On grimpe à trois mille pieds, et de nouveau S. me regarde :
- Bien, on va simuler des pannes. Il n'y a aucun risque, donc pas d'inquiétude, OK ?
- OK chef !
Coupure
des gaz, recherche de panne, message radio, contrôle cabine, recherche
d'un champ, virage sec et descente rapide, encadrement du champ,
aproche finale, volets.
- OK c'est bon, remise de gaz ! Ca va ? Tu n'as pas eu peur ?
Et
voila, pendant une heure on monte, on descend, on tourne. Et moi, moi
je me dis, c'est là que je dois être. Là, ici, nulle part ailleurs...
.../...
On est posé, le moteur vient d'être coupé. Je sors de l'avion un peu sonné, je suis encore là-haut. S. me regarde :
- Alors, toujours décidé ?
Mon sourire tiendra lieu de réponse.
-
Ok, allez, je te prends, j'ai un élève qui termine bientôt, ça ira. Et
puis, vu ce qu'on vient de te faire subir, si tu as toujours envie,
c'est vraiment que tu en veux.
Je me suis dirigé vers le bureau
avec lui. Il m'a donné une liste de choses à faire. Visite médicale,
bouquins, rendez-vous etc... Quand je suis reparti, j'avais le sourire.
Sourire qui a duré au moins deux heures. Ca y est, je vais voler.
20 juillet 2005
Démangeaisons - 1
C'était fin avril. J'écrivais ça...
Ca
y est, ça gargouille. Ca gargouille quand j'y pense. Dire que je ne
pense plus qu'à ça, c'est un peu excessif. Disons que je pense surtout
à ça. A samedi prochain, quand au fin fond de ma campagne je pousserai
la porte de l'aéroclub.
Ils vont me regarder comment, les gens,
là bas ? Des gens, enfin, des pilotes, ou pire même, des instructeurs.
Des gens qui tous les jours regardent les autres de haut, enfin, de
là-haut. Et s'ils me refusaient ? Et s'ils me disaient : " Non, non
m'sieur, vous êtes trop vieux ". Ou trop con, ou pas assez doué, ou : "

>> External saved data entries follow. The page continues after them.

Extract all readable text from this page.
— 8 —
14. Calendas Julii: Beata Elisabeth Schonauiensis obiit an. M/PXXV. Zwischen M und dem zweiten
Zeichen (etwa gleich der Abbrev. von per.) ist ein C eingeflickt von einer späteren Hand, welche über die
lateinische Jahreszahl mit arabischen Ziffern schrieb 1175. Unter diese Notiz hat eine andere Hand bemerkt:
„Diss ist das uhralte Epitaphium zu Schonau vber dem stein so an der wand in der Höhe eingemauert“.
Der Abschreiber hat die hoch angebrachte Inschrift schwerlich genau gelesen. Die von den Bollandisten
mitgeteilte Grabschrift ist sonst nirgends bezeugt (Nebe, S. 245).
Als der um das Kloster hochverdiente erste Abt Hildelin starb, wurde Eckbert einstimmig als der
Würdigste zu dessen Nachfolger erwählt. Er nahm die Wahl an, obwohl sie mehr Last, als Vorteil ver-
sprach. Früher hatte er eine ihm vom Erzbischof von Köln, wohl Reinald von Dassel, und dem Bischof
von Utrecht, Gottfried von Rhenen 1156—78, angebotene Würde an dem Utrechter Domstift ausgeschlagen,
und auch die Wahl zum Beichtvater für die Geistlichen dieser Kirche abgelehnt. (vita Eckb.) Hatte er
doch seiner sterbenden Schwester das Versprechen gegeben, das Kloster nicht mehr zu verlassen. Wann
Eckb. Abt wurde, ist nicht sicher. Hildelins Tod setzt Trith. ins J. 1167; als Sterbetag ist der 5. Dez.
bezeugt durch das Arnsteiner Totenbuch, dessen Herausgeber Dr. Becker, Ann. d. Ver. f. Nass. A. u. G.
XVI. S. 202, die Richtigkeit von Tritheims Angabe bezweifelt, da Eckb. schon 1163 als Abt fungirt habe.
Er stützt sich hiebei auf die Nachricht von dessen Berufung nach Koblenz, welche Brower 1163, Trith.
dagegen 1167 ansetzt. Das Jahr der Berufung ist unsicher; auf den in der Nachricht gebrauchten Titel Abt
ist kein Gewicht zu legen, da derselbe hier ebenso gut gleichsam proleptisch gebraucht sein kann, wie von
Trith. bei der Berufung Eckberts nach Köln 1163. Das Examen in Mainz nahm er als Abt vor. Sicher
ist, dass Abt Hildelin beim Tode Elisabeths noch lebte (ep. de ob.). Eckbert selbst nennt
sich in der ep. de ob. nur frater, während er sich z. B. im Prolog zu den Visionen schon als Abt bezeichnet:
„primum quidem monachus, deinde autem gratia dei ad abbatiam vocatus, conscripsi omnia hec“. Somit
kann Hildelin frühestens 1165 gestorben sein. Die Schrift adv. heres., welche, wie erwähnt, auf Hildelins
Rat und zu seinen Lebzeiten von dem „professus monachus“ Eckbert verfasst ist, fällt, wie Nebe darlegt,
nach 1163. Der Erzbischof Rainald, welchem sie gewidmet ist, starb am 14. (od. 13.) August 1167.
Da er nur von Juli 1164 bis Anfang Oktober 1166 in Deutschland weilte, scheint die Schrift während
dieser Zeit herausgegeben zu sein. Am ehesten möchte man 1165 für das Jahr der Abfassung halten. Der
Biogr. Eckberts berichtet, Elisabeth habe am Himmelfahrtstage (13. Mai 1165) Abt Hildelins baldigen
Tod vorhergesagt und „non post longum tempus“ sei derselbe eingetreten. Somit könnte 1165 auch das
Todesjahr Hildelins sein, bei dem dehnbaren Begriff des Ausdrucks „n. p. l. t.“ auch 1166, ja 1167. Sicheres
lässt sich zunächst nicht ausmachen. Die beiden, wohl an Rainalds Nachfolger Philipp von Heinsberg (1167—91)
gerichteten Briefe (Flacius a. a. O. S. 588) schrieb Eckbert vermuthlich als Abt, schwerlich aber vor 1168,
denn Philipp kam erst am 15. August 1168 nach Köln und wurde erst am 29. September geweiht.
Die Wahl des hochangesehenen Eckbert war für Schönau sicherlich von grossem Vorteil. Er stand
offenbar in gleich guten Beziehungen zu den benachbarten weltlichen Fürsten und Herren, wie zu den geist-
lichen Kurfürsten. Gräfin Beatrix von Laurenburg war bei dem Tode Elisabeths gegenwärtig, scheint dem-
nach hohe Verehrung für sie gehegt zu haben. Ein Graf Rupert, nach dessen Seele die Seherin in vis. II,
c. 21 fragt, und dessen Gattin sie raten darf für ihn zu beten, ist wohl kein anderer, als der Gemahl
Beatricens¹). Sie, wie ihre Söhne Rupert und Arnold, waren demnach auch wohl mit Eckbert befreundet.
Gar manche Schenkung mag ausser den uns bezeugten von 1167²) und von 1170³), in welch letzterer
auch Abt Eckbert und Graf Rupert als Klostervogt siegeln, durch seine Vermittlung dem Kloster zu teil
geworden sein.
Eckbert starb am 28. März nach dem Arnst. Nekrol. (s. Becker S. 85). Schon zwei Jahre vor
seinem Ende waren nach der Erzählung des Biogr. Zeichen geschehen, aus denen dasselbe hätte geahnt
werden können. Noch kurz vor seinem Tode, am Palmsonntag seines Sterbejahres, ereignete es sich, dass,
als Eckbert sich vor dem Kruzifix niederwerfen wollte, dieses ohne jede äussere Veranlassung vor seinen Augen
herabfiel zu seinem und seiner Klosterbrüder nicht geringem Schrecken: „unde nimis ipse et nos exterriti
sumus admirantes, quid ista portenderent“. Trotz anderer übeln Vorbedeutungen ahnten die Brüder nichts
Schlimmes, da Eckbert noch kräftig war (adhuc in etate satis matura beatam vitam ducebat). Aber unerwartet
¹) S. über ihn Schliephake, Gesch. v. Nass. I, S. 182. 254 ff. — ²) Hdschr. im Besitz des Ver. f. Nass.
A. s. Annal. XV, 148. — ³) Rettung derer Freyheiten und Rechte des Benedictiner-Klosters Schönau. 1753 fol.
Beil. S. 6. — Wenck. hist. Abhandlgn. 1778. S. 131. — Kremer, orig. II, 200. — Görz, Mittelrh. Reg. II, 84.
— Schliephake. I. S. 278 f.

vous n'y arriverez jamais... ". Et si, et si...
Tout compte
fait, je pourrais bien m'en passer de piloter non ? Quarante berges sur
le plancher des vaches, pas besoin de m'y mettre aujourd'hui, à quoi ça
va me servir ? En plus, si demain je pilote, je casse un rêve ! Un peu
comme si après avoir admiré Carl Lewis pendant des années je chaussais
un jour par hasard des chaussures de course et après deux tours de
stade d'échauffement je faisais aussi bien que lui. Un mythe qui tombe.
Le mythe des pilotes, de ceux qui défient la loi de la gravité en
équilibre sur deux ailes, environnés de cadrans et de boutons. Un monde
onirique, avec d'autres lois, d'autres codes, d'autres valeurs.
Tout
ça parce qu'un jour, dans la deuche de maman j'ai été assourdi par un
bruit de tonnerre au point que j'ai failli me pisser dessus.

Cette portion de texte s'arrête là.